O crente não adora a estátua
em si, mas antes as qualidades associadas a ela, de modo a receber inspiração
para seguir o mesmo caminho. As estátuas podem ser adoradas nos templos ou
então em pequenos santuários existentes nas casas. São representadas em posição
de meditação, sentadas ou em pé.
Não é possível estabelecer
qualquer forma de contacto com os tirthankaras através desta forma de culto,
uma vez que estes, tendo alcançado a libertação, ficam fora do contacto humano.

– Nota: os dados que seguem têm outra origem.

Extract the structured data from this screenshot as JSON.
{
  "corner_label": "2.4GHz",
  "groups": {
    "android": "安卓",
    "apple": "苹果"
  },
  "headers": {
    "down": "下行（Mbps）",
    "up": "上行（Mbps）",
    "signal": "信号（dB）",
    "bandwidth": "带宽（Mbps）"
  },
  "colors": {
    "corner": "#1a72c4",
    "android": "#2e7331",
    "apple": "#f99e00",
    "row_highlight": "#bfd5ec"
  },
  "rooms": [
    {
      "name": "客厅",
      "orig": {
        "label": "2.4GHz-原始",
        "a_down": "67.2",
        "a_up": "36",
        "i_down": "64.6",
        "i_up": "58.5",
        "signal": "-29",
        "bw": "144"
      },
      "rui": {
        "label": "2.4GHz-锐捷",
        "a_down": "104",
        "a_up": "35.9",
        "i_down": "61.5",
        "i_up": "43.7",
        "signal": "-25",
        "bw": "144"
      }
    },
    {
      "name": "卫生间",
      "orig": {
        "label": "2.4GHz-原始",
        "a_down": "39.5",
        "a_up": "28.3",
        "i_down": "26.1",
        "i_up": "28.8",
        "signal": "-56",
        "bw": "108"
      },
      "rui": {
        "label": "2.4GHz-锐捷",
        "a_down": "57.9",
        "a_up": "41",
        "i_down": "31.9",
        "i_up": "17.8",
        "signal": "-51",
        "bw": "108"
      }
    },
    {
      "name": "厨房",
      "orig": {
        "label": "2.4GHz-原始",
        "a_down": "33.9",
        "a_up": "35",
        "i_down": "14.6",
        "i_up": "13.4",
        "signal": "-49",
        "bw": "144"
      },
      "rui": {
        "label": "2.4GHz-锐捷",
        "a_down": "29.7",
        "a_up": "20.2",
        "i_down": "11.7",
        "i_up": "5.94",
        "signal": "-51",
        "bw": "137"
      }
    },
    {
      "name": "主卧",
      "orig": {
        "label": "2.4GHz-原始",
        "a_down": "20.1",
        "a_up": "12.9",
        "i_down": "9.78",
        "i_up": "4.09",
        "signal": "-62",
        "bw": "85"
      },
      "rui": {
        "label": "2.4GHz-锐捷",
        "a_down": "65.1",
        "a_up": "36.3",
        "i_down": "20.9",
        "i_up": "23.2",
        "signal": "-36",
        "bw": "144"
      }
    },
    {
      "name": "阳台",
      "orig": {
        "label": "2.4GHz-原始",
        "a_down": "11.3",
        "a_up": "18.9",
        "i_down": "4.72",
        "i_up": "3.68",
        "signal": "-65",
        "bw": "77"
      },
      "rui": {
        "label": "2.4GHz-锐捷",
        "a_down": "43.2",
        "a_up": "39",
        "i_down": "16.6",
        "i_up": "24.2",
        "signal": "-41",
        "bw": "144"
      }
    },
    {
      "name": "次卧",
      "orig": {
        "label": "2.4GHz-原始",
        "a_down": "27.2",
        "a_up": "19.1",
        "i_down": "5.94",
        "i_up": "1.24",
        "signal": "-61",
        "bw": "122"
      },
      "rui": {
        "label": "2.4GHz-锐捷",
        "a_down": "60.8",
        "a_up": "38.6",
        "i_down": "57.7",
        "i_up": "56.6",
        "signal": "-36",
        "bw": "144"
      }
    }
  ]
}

Contudo, durante a Idade Média cada tirthankara foi associado a uma deusa
protectora, em relação às quais se desenvolveram formas particulares de
devoção. As deusas mais importantes são Ambika (associada ao 22º tirthankara,
Arishtanemi), Padmavati (associada a Parshva), Lakshmi e Sarasvati.
As orações jainas fazem
referência aos grandes actos dos tirthankaras e aos ensinamentos do Mahavira,
sendo ditas num antigo dialecto do Bihar, o Ardha Magadhi. A principal oração é
o Namaskara Sutra, através do qual o jaina presta homenagem às qualidades dos
cinco grandes seres do jainismo.
O ato de fazer doações para
a construção de templos é também considerado uma forma de culto, assim como a
prática de peregrinações.
O jainismo dá mais ênfase à
suástica que o hinduísmo. Representa o sétimo jina (santo), o Tirthankara
Suparsva. É considerada uma das 24 marcas auspiciosas, emblema do sétimo arhat
dos tempos atuais. Todos os templos jainistas, assim como os livros santos
jainistas, contêm a suástica. As cerimônias jainistas começam e terminam com o
desenho da suástica feito várias vezes em volta do altar.